Let's consider a simple family of $n$ quadratic functions: $f_i(\mathbf{x}) = \|\mathbf{x} - \mathbf{a}_i\|^2_2$. Obviously, minimum of $f_i$ is at the point $\mathbf{a}_i$. Example below shows how to optimize all such functions simultaneously.



In [0]:

    
np.random.seed(12345)
dim = 100  # Dimensionality of domain.
n = 500    # Number of functions.
a = np.random.randn(n, dim)

@make_val_and_grad_fn
def quadratic(x):
  return tf.reduce_sum((x - a) ** 2, axis=-1)

results = tff_optimizer.conjugate_gradient_minimize(
      quadratic, 
      initial_position=tf.zeros((n, dim), dtype=tf.float64),
      max_iterations=200)

assert np.allclose(results.position.numpy() - a, 1e-8)

Algorithms overview

Code above demonstrates how to use Conjugate Gradient algorithm. TensorFlow Finance provides also implementations of others optimization algorithms:

Conjugate Gradient method. This is a first-order method.
BFGS. This is Quasi-Newton first-order method. It needs $O(N^2)$ memory ($N$ - domain dimensionality) to approximate the Hessian matrix, so it may not work for large $N$.
L-BFGS. This is optimized version of BFGS which uses less memory.
Nelder-Mead. This is gradient free method, i.e. it doesn't need gradient. It can be used to optimize non-differentiable function (or a function for which gradient can't be easily computed), but it typically will perform many more evaluations of the objective function than first-order methods.
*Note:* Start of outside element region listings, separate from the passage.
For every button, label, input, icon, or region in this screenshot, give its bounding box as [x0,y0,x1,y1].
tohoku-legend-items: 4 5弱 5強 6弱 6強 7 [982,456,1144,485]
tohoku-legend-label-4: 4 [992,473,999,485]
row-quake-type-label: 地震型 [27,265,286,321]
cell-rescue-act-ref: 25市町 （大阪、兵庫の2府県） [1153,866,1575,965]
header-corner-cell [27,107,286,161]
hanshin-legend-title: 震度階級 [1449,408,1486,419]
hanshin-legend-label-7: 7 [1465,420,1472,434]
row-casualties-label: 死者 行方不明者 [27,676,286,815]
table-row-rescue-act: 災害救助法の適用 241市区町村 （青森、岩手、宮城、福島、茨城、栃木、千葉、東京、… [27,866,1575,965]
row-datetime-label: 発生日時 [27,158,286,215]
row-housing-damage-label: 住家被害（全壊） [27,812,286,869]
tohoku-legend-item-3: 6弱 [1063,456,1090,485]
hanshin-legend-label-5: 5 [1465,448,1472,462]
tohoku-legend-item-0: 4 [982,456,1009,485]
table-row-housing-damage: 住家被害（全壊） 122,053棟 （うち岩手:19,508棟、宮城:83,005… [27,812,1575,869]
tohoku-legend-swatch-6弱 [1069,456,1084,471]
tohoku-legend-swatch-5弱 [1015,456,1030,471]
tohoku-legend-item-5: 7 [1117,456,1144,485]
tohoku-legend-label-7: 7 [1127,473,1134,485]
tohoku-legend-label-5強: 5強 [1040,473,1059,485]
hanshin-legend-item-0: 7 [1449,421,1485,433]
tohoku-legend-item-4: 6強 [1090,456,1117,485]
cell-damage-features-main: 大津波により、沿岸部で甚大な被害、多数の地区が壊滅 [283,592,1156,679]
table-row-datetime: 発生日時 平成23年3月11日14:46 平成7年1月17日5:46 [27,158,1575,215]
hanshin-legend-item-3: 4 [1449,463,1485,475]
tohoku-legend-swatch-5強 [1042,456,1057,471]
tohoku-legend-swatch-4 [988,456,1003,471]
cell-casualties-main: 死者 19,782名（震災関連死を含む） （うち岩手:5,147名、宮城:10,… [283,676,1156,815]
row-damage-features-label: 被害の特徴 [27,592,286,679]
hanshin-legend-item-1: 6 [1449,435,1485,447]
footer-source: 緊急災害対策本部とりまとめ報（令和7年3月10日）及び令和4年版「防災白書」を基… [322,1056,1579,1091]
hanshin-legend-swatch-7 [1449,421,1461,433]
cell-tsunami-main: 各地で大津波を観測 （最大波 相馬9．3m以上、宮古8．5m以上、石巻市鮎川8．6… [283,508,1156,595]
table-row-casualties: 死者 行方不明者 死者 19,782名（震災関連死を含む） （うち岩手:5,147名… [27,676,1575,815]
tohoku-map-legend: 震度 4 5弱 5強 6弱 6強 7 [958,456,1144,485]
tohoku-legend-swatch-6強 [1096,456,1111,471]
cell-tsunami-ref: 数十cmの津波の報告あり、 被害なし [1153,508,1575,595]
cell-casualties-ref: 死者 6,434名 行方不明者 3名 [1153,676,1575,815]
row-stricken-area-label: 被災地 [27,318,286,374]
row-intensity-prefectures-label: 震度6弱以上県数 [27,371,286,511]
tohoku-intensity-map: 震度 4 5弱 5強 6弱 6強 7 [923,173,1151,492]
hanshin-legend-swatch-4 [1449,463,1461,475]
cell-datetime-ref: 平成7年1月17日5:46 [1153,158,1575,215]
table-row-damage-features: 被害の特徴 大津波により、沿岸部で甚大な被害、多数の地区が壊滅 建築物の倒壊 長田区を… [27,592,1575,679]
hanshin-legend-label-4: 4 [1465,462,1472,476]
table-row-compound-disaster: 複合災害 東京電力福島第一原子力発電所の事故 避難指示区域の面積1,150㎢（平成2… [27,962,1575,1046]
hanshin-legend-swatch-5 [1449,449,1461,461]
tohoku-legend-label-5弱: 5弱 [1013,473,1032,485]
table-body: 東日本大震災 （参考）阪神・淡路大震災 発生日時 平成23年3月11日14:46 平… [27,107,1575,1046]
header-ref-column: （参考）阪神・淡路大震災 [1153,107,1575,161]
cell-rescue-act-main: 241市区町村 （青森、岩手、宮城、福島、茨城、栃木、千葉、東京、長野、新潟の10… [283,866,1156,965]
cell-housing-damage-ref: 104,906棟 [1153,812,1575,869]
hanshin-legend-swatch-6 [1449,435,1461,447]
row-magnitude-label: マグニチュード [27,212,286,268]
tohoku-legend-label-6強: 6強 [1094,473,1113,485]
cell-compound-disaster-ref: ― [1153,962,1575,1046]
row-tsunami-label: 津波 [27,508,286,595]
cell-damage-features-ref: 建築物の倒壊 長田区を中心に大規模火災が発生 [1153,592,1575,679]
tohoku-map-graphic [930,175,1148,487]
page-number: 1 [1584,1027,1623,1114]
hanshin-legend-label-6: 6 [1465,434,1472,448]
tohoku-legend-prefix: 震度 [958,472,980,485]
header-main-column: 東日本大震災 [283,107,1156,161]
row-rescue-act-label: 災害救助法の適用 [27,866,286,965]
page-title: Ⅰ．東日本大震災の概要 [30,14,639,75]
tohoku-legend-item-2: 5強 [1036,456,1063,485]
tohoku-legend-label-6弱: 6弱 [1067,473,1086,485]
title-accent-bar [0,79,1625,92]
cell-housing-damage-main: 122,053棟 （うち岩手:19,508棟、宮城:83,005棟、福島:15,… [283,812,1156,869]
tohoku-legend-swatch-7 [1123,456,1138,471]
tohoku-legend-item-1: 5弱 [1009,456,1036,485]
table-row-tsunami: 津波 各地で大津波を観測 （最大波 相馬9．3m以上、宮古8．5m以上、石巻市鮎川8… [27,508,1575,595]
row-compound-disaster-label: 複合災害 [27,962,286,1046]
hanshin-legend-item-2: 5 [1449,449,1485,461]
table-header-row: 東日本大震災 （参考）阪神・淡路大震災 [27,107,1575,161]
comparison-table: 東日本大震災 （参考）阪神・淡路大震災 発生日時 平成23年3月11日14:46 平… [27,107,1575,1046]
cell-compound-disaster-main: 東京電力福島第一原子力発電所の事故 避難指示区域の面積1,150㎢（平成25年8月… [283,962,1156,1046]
Example below optimizes the same function with all available algorithms.



In [12]:

    
def rosenbrock(x):
  return 100 * tf.reduce_sum(tf.square(x[1:] - tf.square(x[:-1]))) + \
      tf.reduce_sum(tf.square(1 - x[:-1]))
rosenbrock_with_gradient = make_val_and_grad_fn(rosenbrock)
start = tf.zeros(7, dtype=tf.float64)

# Conjugate Gradient.
result = tff_optimizer.conjugate_gradient_minimize(
    rosenbrock_with_gradient,
    start,
    tolerance=1e-4,
    max_iterations=1000)
assert(np.allclose(result.position.numpy(), np.ones(7), 1e-4))
print("Objective evaluations with Conjugate Gradient: %d" % 
      result.num_objective_evaluations.numpy())


# BFGS.
result = tff_optimizer.bfgs_minimize(
    rosenbrock_with_gradient,
    start,
    tolerance=1e-4,
    max_iterations=1000)
assert(np.allclose(result.position.numpy(), np.ones(7), 1e-4))
print("Objective evaluations with BFGS: %d" % 
      result.num_objective_evaluations.numpy())

# L-BFGS.
result = tff_optimizer.lbfgs_minimize(
    rosenbrock_with_gradient, 
    start,
    tolerance=1e-4,
    max_iterations=1000)
assert(np.allclose(result.position.numpy(), np.ones(7), 1e-4))
print("Objective evaluations with L-BFGS: %d" % 
      result.num_objective_evaluations.numpy())

# Nelder-Mead.
result = tff_optimizer.nelder_mead_minimize(
    rosenbrock, 
    initial_vertex=start,
    position_tolerance=1e-4,
    max_iterations=1000)
assert(np.allclose(result.position.numpy(), np.ones(7), 1e-4))
print("Objective evaluations with Nelder-Mead: %d" % 
      result.num_objective_evaluations.numpy())









    



Objective evaluations with Conjugate Gradient: 297
Objective evaluations with BFGS: 124
Objective evaluations with L-BFGS: 107
Objective evaluations with Nelder-Mead: 1493

For more examples on BFGS, L-BFGS and Nelder-Mead methods, refer to this example from TensorFlow Probability.